I loved so many aspects of Cornell (all of them!) that it’s hard to identify just one favorite memory. A few key ones that stand out are:

Living in the dorms for the first time, freshman year, and meeting lifelong friends.

Studying in the music room, curled up on a cozy chair (and taking the occasional naps!).

Hiking up Libe slope in the cold and ice — it was always difficult and yet was strangely fun! That may be due to the bonding it allowed between us freshmen, or the great feeling one had when arriving at one’s warm classroom, or the simple strength one gains from exercising in the fresh air.

Tell us a favorite memory shared with another Cornell alum in L.A.

Two other alumni and I attended a CCLA lecture on climate change; it was life-changing and helped me realize the impact that even one person can have on this climate change issue.

What advice would you give, personally and professionally related to your line of work, to Cornell grads looking to come to L.A.?

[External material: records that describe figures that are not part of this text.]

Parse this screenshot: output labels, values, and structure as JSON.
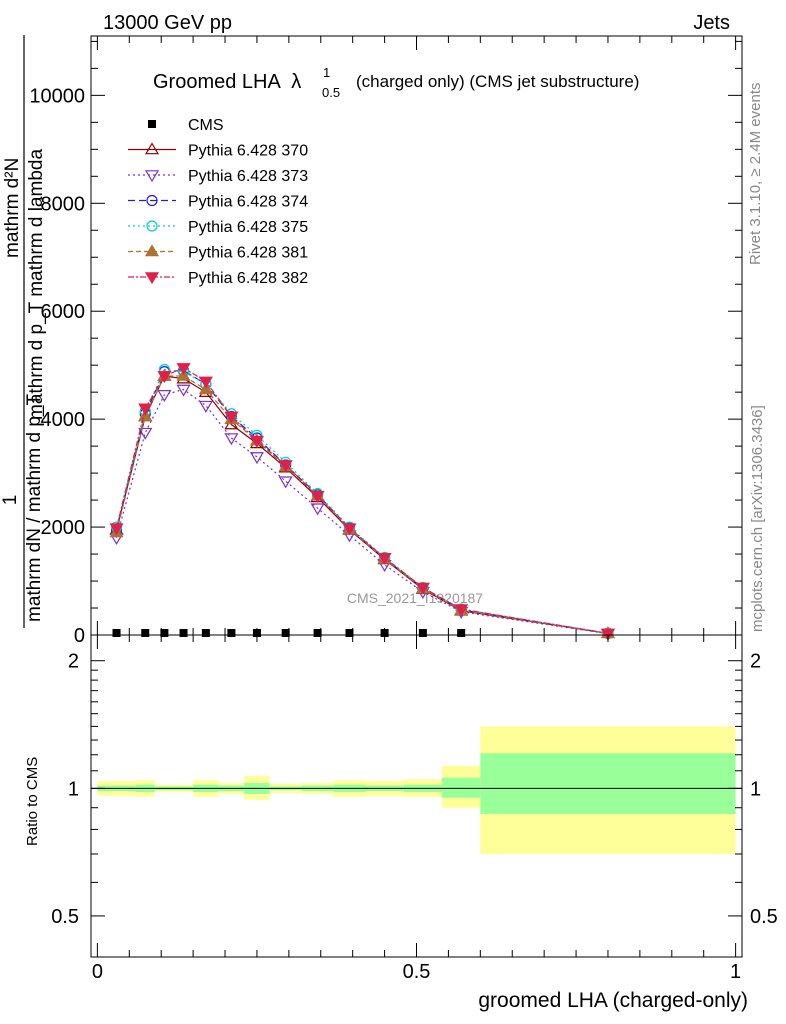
{
  "header": {
    "energy_label": "13000 GeV pp",
    "category_label": "Jets"
  },
  "side_labels": {
    "rivet": "Rivet 3.1.10, ≥ 2.4M events",
    "mcplots": "mcplots.cern.ch [arXiv:1306.3436]"
  },
  "watermark": "CMS_2021_I1920187",
  "chart_data": [
    {
      "type": "line",
      "title": "Groomed LHA λ¹₀.₅ (charged only) (CMS jet substructure)",
      "title_main": "Groomed LHA",
      "title_lambda": "λ",
      "title_sup": "1",
      "title_sub": "0.5",
      "title_rest": "(charged only) (CMS jet substructure)",
      "ylabel_num": "mathrm d²N",
      "ylabel_den": "mathrm d p_T mathrm d lambda",
      "ylabel_prefix_num": "1",
      "ylabel_prefix_den": "mathrm dN / mathrm d p_T",
      "xlim": [
        -0.01,
        1.01
      ],
      "ylim": [
        0,
        11100
      ],
      "yticks": [
        0,
        2000,
        4000,
        6000,
        8000,
        10000
      ],
      "ytick_labels": [
        "0",
        "2000",
        "4000",
        "6000",
        "8000",
        "10000"
      ],
      "legend_position": "top-left",
      "x": [
        0.03,
        0.075,
        0.105,
        0.135,
        0.17,
        0.21,
        0.25,
        0.295,
        0.345,
        0.395,
        0.45,
        0.51,
        0.57,
        0.8
      ],
      "series": [
        {
          "name": "CMS",
          "color": "#000000",
          "marker": "square",
          "values": [
            2,
            5,
            9,
            12,
            14,
            16,
            18,
            20,
            21,
            22,
            24,
            26,
            28,
            5
          ]
        },
        {
          "name": "Pythia 6.428 370",
          "color": "#8b0000",
          "marker": "triangle-open",
          "dash": "",
          "values": [
            1950,
            4050,
            4800,
            4750,
            4500,
            3900,
            3550,
            3100,
            2550,
            1950,
            1400,
            850,
            450,
            30
          ]
        },
        {
          "name": "Pythia 6.428 373",
          "color": "#7a2fcf",
          "marker": "triangle-down-open",
          "dash": "2,3",
          "values": [
            1800,
            3750,
            4450,
            4550,
            4250,
            3650,
            3300,
            2850,
            2350,
            1850,
            1300,
            800,
            430,
            25
          ]
        },
        {
          "name": "Pythia 6.428 374",
          "color": "#1f1fd0",
          "marker": "circle-open",
          "dash": "7,4",
          "values": [
            1950,
            4100,
            4880,
            4900,
            4650,
            4050,
            3650,
            3150,
            2600,
            1980,
            1420,
            870,
            470,
            30
          ]
        },
        {
          "name": "Pythia 6.428 375",
          "color": "#00cfcf",
          "marker": "circle-open",
          "dash": "2,3",
          "values": [
            2000,
            4150,
            4920,
            4880,
            4650,
            4100,
            3700,
            3200,
            2620,
            2000,
            1440,
            880,
            480,
            32
          ]
        },
        {
          "name": "Pythia 6.428 381",
          "color": "#b07030",
          "marker": "triangle-filled",
          "dash": "5,3",
          "values": [
            1900,
            4050,
            4800,
            4800,
            4550,
            4000,
            3600,
            3120,
            2580,
            1960,
            1410,
            860,
            460,
            30
          ]
        },
        {
          "name": "Pythia 6.428 382",
          "color": "#e0204a",
          "marker": "triangle-down-filled",
          "dash": "6,2,2,2",
          "values": [
            1980,
            4200,
            4800,
            4950,
            4700,
            4050,
            3600,
            3150,
            2580,
            1980,
            1430,
            880,
            480,
            30
          ]
        }
      ]
    },
    {
      "type": "area",
      "ylabel": "Ratio to CMS",
      "xlabel": "groomed LHA (charged-only)",
      "xlim": [
        -0.01,
        1.01
      ],
      "xticks": [
        0,
        0.5,
        1
      ],
      "xtick_labels": [
        "0",
        "0.5",
        "1"
      ],
      "ylim": [
        0.4,
        2.3
      ],
      "yscale": "log",
      "yticks": [
        0.5,
        1,
        2
      ],
      "ytick_labels": [
        "0.5",
        "1",
        "2"
      ],
      "reference_line": 1,
      "bands": {
        "edges": [
          0.0,
          0.06,
          0.09,
          0.12,
          0.15,
          0.19,
          0.23,
          0.27,
          0.32,
          0.37,
          0.42,
          0.48,
          0.54,
          0.6,
          1.0
        ],
        "inner_color": "#99ff99",
        "outer_color": "#ffff99",
        "inner": [
          [
            0.985,
            1.015
          ],
          [
            0.98,
            1.02
          ],
          [
            0.99,
            1.01
          ],
          [
            0.99,
            1.01
          ],
          [
            0.98,
            1.02
          ],
          [
            0.985,
            1.015
          ],
          [
            0.97,
            1.03
          ],
          [
            0.99,
            1.01
          ],
          [
            0.985,
            1.015
          ],
          [
            0.98,
            1.02
          ],
          [
            0.985,
            1.015
          ],
          [
            0.98,
            1.02
          ],
          [
            0.95,
            1.06
          ],
          [
            0.87,
            1.21
          ]
        ],
        "outer": [
          [
            0.96,
            1.04
          ],
          [
            0.955,
            1.045
          ],
          [
            0.98,
            1.02
          ],
          [
            0.98,
            1.02
          ],
          [
            0.955,
            1.045
          ],
          [
            0.97,
            1.03
          ],
          [
            0.94,
            1.07
          ],
          [
            0.975,
            1.025
          ],
          [
            0.97,
            1.03
          ],
          [
            0.955,
            1.045
          ],
          [
            0.96,
            1.04
          ],
          [
            0.955,
            1.05
          ],
          [
            0.9,
            1.13
          ],
          [
            0.7,
            1.4
          ]
        ]
      }
    }
  ]
}
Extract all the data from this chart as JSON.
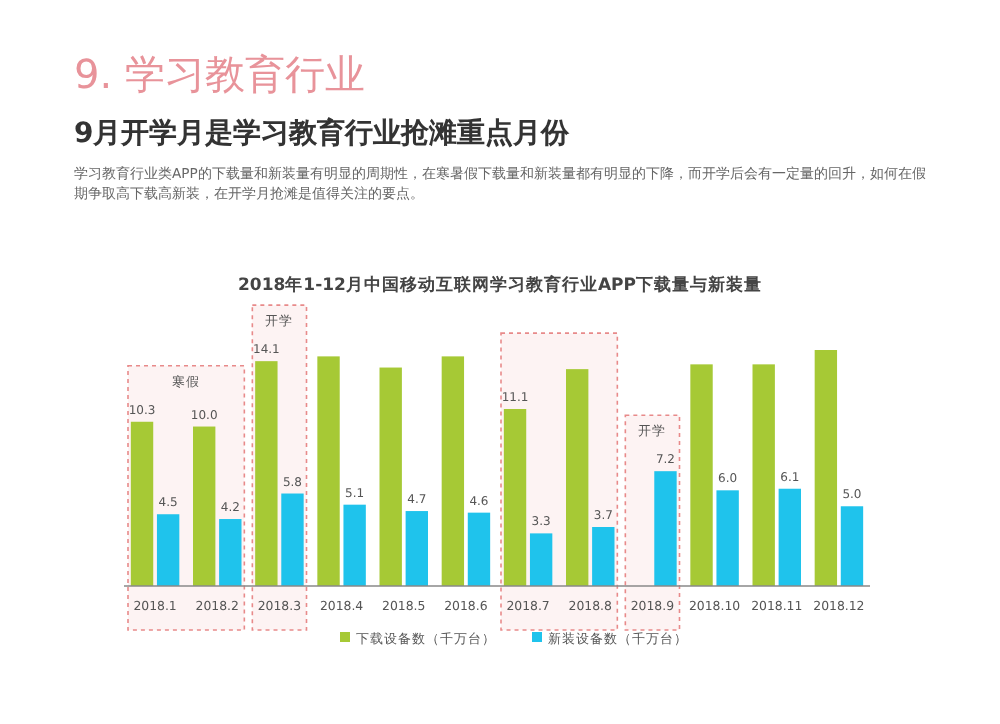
{
  "chart_data": {
    "type": "bar",
    "title": "2018年1-12月中国移动互联网学习教育行业APP下载量与新装量",
    "subtitle": "9月开学月是学习教育行业抢滩重点月份",
    "annotations": [
      "9. 学习教育行业",
      "学习教育行业类APP的下载量和新装量有明显的周期性，在寒暑假下载量和新装量都有明显的下降，而开学后会有一定量的回升，如何在假期争取高下载高新装，在开学月抢滩是值得关注的要点。"
    ],
    "bands": [
      {
        "axis": "x",
        "from": "2018.1",
        "to": "2018.2",
        "label": "寒假",
        "color": "#e88a8a"
      },
      {
        "axis": "x",
        "from": "2018.3",
        "to": "2018.3",
        "label": "开学",
        "color": "#e88a8a"
      },
      {
        "axis": "x",
        "from": "2018.7",
        "to": "2018.8",
        "color": "#e88a8a"
      },
      {
        "axis": "x",
        "from": "2018.9",
        "to": "2018.9",
        "label": "开学",
        "color": "#e88a8a"
      }
    ],
    "categories": [
      "2018.1",
      "2018.2",
      "2018.3",
      "2018.4",
      "2018.5",
      "2018.6",
      "2018.7",
      "2018.8",
      "2018.9",
      "2018.10",
      "2018.11",
      "2018.12"
    ],
    "series": [
      {
        "name": "下载设备数（千万台）",
        "color": "#a6c935",
        "values": [
          10.3,
          10.0,
          14.1,
          14.4,
          13.7,
          14.4,
          11.1,
          13.6,
          null,
          13.9,
          13.9,
          14.8
        ],
        "value_labels": [
          "10.3",
          "10.0",
          "14.1",
          null,
          null,
          null,
          "11.1",
          null,
          null,
          null,
          null,
          null
        ]
      },
      {
        "name": "新装设备数（千万台）",
        "color": "#1fc3ec",
        "values": [
          4.5,
          4.2,
          5.8,
          5.1,
          4.7,
          4.6,
          3.3,
          3.7,
          7.2,
          6.0,
          6.1,
          5.0
        ],
        "value_labels": [
          "4.5",
          "4.2",
          "5.8",
          "5.1",
          "4.7",
          "4.6",
          "3.3",
          "3.7",
          "7.2",
          "6.0",
          "6.1",
          "5.0"
        ]
      }
    ],
    "legend": "bottom"
  }
}
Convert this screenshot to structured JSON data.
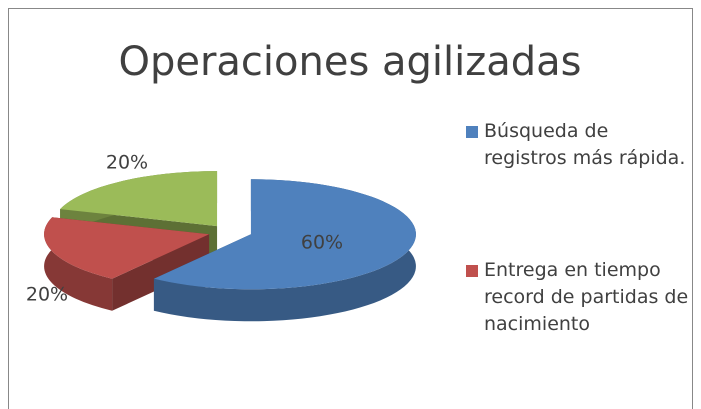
{
  "chart_data": {
    "type": "pie",
    "title": "Operaciones agilizadas",
    "categories": [
      "Búsqueda de registros más rápida.",
      "Entrega en tiempo record de partidas de nacimiento",
      null
    ],
    "values": [
      60,
      20,
      20
    ],
    "value_labels": [
      "60%",
      "20%",
      "20%"
    ],
    "colors": [
      "#4f81bd",
      "#c0504d",
      "#9bbb59"
    ],
    "legend": "right"
  }
}
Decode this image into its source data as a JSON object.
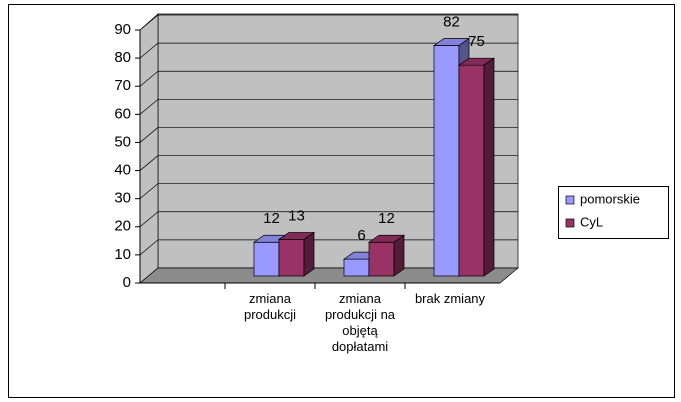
{
  "chart_data": {
    "type": "bar3d",
    "categories": [
      null,
      "zmiana produkcji",
      "zmiana produkcji na objętą dopłatami",
      "brak zmiany"
    ],
    "series": [
      {
        "name": "pomorskie",
        "color": "#9999ff",
        "values": [
          null,
          12,
          6,
          82
        ]
      },
      {
        "name": "CyL",
        "color": "#993366",
        "values": [
          null,
          13,
          12,
          75
        ]
      }
    ],
    "ylim": [
      0,
      90
    ],
    "yticks": [
      0,
      10,
      20,
      30,
      40,
      50,
      60,
      70,
      80,
      90
    ],
    "grid": true,
    "legend": "right"
  }
}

Network. Talk to people, even if you don’t think they can help you. Moreover, talk to them as if they cannot help you, but just to learn about their experiences and how they got where they are. The less one asks, the more one often ends up receiving. Ask for informational interviews, and at the end of every one, ask if they can refer you to anyone else who may have insights on career paths. 

Be comprehensive, and always follow-up. When applying for any job, always send a cover letter along with the resume/CV, and always followup every week thereafter until you receive a response. There’s also almost never any harm in going to an office and asking to meet with the hiring manager or boss; be prepared and willing to wait, but if you wait long enough you may land yourself a job.